Another of my May reads was a wonderful-wonderful book on patterns of human behavior by Dr. Erving Goffman. Considering that the book was written in the 1950s, 70-plus years ago, the observations and research were still spot on.
The Presentation of Self in Everyday Life - Erving Goffman https://www.amazon.com/Presentation-Self-Everyday-Life/dp/B07ZZKT3QY/
I was able to appreciate and associate with Dr. Goffman’s thinking. He classifies general behavior into front-stage and back-stage behavior using the stage performance settings as a metaphor. I could easily see my personal patterns here where I behave in a completely different manner in my primary front stage at work, and in a totally different way at home - the backstage.
Extending this metaphor further even my back-stage behavior is not totally coherent all the time. There are conscious and unconscious adaptations to this depending on who’s in the room with me. My behavior adapts for example when I am with my wife or one of my two daughters and also varies when I am present in combinations of their presence. Wife and one daughter. Daughter and Daughter.

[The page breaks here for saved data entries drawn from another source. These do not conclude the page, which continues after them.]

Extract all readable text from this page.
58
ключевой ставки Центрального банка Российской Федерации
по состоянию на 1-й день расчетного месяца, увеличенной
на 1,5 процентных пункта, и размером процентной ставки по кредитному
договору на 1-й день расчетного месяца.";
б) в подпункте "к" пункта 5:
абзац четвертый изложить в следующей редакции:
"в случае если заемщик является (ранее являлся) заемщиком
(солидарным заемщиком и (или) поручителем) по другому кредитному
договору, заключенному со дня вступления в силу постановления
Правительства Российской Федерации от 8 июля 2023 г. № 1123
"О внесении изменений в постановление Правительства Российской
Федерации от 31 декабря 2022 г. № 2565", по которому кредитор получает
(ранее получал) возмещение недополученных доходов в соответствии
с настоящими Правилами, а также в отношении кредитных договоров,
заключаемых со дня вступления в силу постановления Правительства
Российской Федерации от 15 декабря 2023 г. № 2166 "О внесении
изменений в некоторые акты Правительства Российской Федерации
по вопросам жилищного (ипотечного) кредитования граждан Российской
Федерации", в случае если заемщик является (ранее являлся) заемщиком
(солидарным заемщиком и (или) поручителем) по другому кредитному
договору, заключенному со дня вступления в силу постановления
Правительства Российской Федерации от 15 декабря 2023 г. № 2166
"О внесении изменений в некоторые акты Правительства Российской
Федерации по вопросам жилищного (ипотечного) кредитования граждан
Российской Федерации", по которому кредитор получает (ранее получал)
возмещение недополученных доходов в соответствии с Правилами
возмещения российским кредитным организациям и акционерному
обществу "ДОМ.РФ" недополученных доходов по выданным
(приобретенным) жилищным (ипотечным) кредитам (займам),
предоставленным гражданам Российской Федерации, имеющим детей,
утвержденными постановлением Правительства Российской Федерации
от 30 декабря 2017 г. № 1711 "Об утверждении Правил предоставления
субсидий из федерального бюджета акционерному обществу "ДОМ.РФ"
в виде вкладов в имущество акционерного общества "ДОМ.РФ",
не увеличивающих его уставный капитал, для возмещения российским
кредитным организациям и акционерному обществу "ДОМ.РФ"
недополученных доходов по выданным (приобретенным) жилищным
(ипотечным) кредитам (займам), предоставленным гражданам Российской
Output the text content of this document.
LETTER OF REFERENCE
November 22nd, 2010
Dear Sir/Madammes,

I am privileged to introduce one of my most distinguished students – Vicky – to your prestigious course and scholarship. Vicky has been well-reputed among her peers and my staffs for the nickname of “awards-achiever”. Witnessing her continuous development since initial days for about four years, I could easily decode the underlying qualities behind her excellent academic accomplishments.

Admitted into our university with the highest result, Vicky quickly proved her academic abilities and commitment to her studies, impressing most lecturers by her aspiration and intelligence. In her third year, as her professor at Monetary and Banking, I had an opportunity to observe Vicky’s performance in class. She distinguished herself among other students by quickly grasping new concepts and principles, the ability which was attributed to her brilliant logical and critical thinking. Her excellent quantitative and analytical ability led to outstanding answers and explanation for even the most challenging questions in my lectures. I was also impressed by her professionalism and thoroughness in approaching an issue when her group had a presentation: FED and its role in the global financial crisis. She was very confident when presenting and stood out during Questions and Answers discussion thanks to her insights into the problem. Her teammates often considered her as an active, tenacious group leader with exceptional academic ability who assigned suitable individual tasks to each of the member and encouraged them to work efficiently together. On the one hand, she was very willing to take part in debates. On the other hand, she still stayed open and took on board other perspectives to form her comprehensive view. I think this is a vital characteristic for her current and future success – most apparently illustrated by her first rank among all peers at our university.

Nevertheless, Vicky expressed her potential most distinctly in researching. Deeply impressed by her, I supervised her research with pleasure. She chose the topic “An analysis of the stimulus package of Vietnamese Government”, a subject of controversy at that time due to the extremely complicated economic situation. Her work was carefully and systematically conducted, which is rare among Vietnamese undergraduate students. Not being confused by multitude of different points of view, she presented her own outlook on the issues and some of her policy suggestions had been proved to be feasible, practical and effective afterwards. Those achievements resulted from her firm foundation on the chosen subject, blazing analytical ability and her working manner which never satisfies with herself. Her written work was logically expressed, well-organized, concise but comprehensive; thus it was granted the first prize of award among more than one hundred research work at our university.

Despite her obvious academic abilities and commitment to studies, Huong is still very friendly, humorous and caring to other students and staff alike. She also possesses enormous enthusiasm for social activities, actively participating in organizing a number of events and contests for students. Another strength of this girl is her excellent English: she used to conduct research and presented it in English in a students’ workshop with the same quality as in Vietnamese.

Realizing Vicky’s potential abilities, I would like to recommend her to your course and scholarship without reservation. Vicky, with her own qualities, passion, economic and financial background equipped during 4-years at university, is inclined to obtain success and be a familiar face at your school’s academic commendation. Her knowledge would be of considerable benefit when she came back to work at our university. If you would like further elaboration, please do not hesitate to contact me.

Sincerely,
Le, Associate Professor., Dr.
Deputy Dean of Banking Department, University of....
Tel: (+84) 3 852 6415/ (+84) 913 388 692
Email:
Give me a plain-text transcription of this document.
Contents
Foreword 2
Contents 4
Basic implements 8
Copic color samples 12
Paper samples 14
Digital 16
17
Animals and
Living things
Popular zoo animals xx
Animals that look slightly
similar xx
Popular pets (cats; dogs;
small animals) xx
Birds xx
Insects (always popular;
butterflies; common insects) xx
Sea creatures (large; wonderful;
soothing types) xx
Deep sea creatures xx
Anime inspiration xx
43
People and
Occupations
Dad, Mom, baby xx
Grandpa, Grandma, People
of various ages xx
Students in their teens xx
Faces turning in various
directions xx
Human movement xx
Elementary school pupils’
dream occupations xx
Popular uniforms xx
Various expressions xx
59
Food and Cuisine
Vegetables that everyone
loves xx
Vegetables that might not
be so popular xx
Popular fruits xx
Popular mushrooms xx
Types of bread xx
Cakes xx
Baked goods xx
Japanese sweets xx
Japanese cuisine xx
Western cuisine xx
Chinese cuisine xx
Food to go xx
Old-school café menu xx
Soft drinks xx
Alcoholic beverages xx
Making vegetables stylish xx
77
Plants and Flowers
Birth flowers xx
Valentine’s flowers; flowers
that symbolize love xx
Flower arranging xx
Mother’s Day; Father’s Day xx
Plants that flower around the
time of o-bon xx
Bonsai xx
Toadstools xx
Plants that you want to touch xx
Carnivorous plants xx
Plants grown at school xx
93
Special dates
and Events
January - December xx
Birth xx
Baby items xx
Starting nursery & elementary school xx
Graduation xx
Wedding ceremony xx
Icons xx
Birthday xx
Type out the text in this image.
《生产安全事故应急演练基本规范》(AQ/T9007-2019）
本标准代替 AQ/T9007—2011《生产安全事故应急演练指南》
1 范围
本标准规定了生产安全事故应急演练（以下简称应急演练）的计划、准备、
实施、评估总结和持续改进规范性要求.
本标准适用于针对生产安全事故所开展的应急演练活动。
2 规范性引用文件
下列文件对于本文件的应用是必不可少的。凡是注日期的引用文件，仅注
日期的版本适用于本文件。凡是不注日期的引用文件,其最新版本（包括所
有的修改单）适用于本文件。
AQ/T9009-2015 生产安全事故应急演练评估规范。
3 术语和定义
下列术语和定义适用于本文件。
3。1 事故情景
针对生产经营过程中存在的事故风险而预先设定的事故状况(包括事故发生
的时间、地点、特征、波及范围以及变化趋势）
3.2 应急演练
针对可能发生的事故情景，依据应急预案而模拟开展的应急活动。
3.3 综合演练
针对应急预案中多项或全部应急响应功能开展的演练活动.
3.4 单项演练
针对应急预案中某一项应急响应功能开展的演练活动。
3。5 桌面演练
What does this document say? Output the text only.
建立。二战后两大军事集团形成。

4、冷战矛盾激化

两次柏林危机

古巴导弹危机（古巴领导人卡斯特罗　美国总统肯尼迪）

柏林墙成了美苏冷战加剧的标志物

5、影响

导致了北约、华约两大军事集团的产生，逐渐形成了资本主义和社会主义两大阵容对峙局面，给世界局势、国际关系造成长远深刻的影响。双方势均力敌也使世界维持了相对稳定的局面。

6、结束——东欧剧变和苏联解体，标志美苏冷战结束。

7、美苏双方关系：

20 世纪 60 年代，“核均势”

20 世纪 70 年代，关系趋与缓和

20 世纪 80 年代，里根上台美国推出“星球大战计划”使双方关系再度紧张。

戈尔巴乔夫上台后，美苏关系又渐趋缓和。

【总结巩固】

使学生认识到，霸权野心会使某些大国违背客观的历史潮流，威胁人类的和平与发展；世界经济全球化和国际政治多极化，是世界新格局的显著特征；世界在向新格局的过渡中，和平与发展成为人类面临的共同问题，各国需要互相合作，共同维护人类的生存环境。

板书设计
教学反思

Or Wife with both daughters. It feels like my adaptation is based on the lowest common denominator of what the individual or collective would tolerate (sic) in that setting. Context-sensitive act.
I see one more major setting to add to this portfolio of stage behaviors. I called it the back-back-stage or “alone stage” - behavior that I felt I exhibited when I am in peace and all alone with myself. Like my singing in the shower or making peace with nature while out walking in the wild. Or while I am in my own bubble of sleepiness. These are the times that there seemed to be truly less of an act or even no act at all. I could really really be myself and nothing but.
In summary, it reminded me of and therefore I leave you with this from William Shakespeare:
All the world’s a stage,
And all the men and women merely players;
They have their exits and their entrances;
And one man in his time plays many parts,
His acts being seven ages
— William Shakespeare
And here is the complete version:
Speech: “All the world’s a stage”
(from As You Like It, spoken by Jaques)
All the world’s a stage,
And all the men and women merely players;
They have their exits and their entrances;
And one man in his time plays many parts,
His acts being seven ages. At first the infant,
Mewling and puking in the nurse’s arms;
And then the whining school-boy, with his satchel
And shining morning face, creeping like snail
Unwillingly to school. And then the lover,
Sighing like furnace, with a woeful ballad
Made to his mistress’ eyebrow. Then a soldier,
Full of strange oaths, and bearded like the pard,
Jealous in honour, sudden and quick in quarrel,
Seeking the bubble reputation
Even in the cannon’s mouth. And then the justice,
In fair round belly with good capon lin’d,
With eyes severe and beard of formal cut,
Full of wise saws and modern instances;
And so he plays his part. The sixth age shifts
Into the lean and slipper’d pantaloon,
With spectacles on nose and pouch on side;
His youthful hose, well sav’d, a world too wide
For his shrunk shank; and his big manly voice,
Turning again toward childish treble, pipes
And whistles in his sound. Last scene of all,
That ends this strange eventful history,
Is second childishness and mere oblivion;
Sans teeth, sans eyes, sans taste, sans everything.